- Born: Sietje Tammens 29 July 1914 Kloosterburen, Netherlands
- Died: 27 September 2014 (aged 100) Winsum, Netherlands
- Other names: Martha Oosterveen
- Occupations: resistance leader, teacher

= Sietje Gravendaal-Tammens =

Dutch resistance leader (1914–2014)

Sietje Gravendeel-Tammens (29 July 1914 – 27 September 2014) was a Dutch resistance leader and teacher. In 1944, she was sentenced to death, but survived because the sentence needed approval from Berlin.

==Biography==
Sietje Tammens was born on a farm near Kloosterburen as the oldest of eight children. At first she wanted to become a Dutch Reformed pastor despite not being raised religiously. Ultimately she chose to study at a training college to become a teacher. In 1939, she left for Groningen as a private teacher for a mentally handicapped son of a professor. During this period, she specialized in speech-language pathology.

==World War II==
In late 1941, Tammens became a teacher at a BLO school, special education for boys with learning difficulties. She found refuge for a Jewish boy from her school and his brother at a farm, which marked her first act of resistance. Her activities increased, and soon her house was used as a temporary shelter for refugees, and storage for stolen ration stamp and arms. In the summer of 1943, her house became the meeting place for the Groninger Top, the heads of the provincial resistance group. The Top consisted of five people of which Tammens was the sole female member, and had to vote on liquidations and armed actions. Her authority was never questioned, and she played a decisive role in determining reliability.

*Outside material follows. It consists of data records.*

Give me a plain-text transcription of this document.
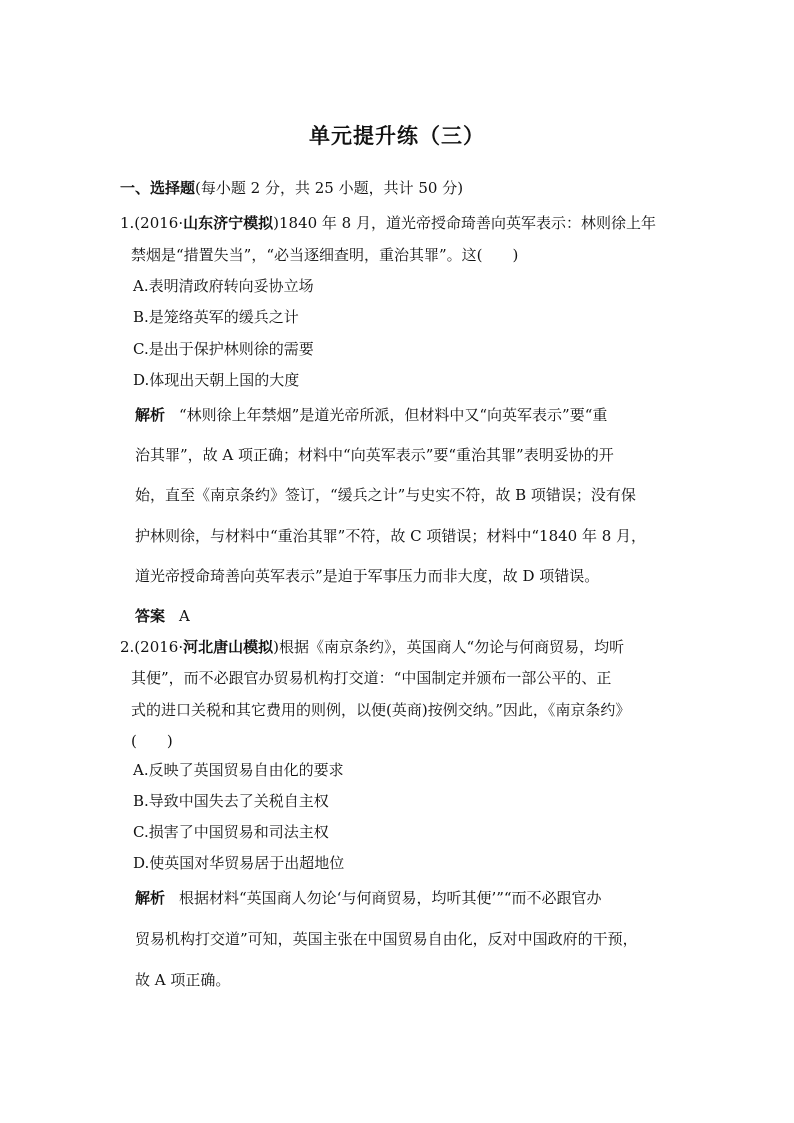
单元提升练（三）
一、选择题(每小题 2 分，共 25 小题，共计 50 分)
1.(2016·山东济宁模拟)1840 年 8 月，道光帝授命琦善向英军表示：林则徐上年
禁烟是“措置失当”，“必当逐细查明，重治其罪”。这(　　)
A.表明清政府转向妥协立场
B.是笼络英军的缓兵之计
C.是出于保护林则徐的需要
D.体现出天朝上国的大度
解析 “林则徐上年禁烟”是道光帝所派，但材料中又“向英军表示”要“重
治其罪”，故 A 项正确；材料中“向英军表示”要“重治其罪”表明妥协的开
始，直至《南京条约》签订，“缓兵之计”与史实不符，故 B 项错误；没有保
护林则徐，与材料中“重治其罪”不符，故 C 项错误；材料中“1840 年 8 月，
道光帝授命琦善向英军表示”是迫于军事压力而非大度，故 D 项错误。
答案 A
2.(2016·河北唐山模拟)根据《南京条约》，英国商人“勿论与何商贸易，均听
其便”，而不必跟官办贸易机构打交道：“中国制定并颁布一部公平的、正
式的进口关税和其它费用的则例，以便(英商)按例交纳。”因此，《南京条约》
(　　)
A.反映了英国贸易自由化的要求
B.导致中国失去了关税自主权
C.损害了中国贸易和司法主权
D.使英国对华贸易居于出超地位
解析 根据材料“英国商人勿论‘与何商贸易，均听其便’”“而不必跟官办
贸易机构打交道”可知，英国主张在中国贸易自由化，反对中国政府的干预，
故 A 项正确。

On 14 July 1943, Tammens organized the raid on a ration stamp distribution centre in Langweer. On 31 December 1943 the police chief Anne Elsinga was killed because he had discovered that Trouw was printed in Bedum. His successor Jannes Keijer was killed four months later by the group. The executions resulted in the Silbertanne Represailles. In the early morning of 25 April 1944 about 1,000 soldiers and SD surrounded the villages of Zuidwolde, Bedum, Stedum, Winsum, and Middelstum. Six men were shot, and 148 were sent to Nazi concentration camps, where 22 died.

An attempted execution of Klaas Prenger, a NSB (Dutch nazi party) colleague at her school, failed. He was shot, but survived. Tammens had to flee. She first found refuge in Harlingen, and later in Leeuwarden. Using the false name Martha Oosterveen, she nevertheless continued with her resistance work.

==Arrest==
On 13 June 1944, Tammens and others were caught in a trap at the Identity Cards Office in Amsterdam, and were arrested. She was sent to Herzogenbusch concentration camp in Vught, transferred to the Oranjehotel in Scheveningen and returned to Herzogenbusch. The Sicherheitsdienst (SD) discovered her true identity, and she was transferred to the Scholtenhuis in Groningen which was the local headquarters of the SD.

Untersturmführer Ernst Knorr sentenced her to death in August 1944, however in case of Germanic women a confirmation from Berlin was needed before the sentence could be carried out. Dolle Dinsdag (Mad Tuesday), a rumour that Breda had been liberated, caused a massive panic among the Germans, and resulted in a transfer to a work camp on the island of Borkum on 8 September 1944. In late March 1945, she bribed a soldier and managed to escape the camp and island. Later she was arrested in Emden, and taken to Camp Aurich, a subcamp of the Neuengamme concentration camp, where she was liberated by the Canadian Army.

==After the war==
Tammens survived, but was unable to bear children after sexual abuse by a German guard in Borkum. In 1947, she left for Curaçao as director of a school for special education. During her stay in Curaçao, she met Cees Gravendaal. In 1964, Tammens retired to the Netherlands, and in 1979 married Cees Gravendaal. In 2000, the Resistance Museum in Groningen persuaded her to document her experiences. Sietje Tammens died on 27 September 2014 in Winsum aged 100. She donated her body to science.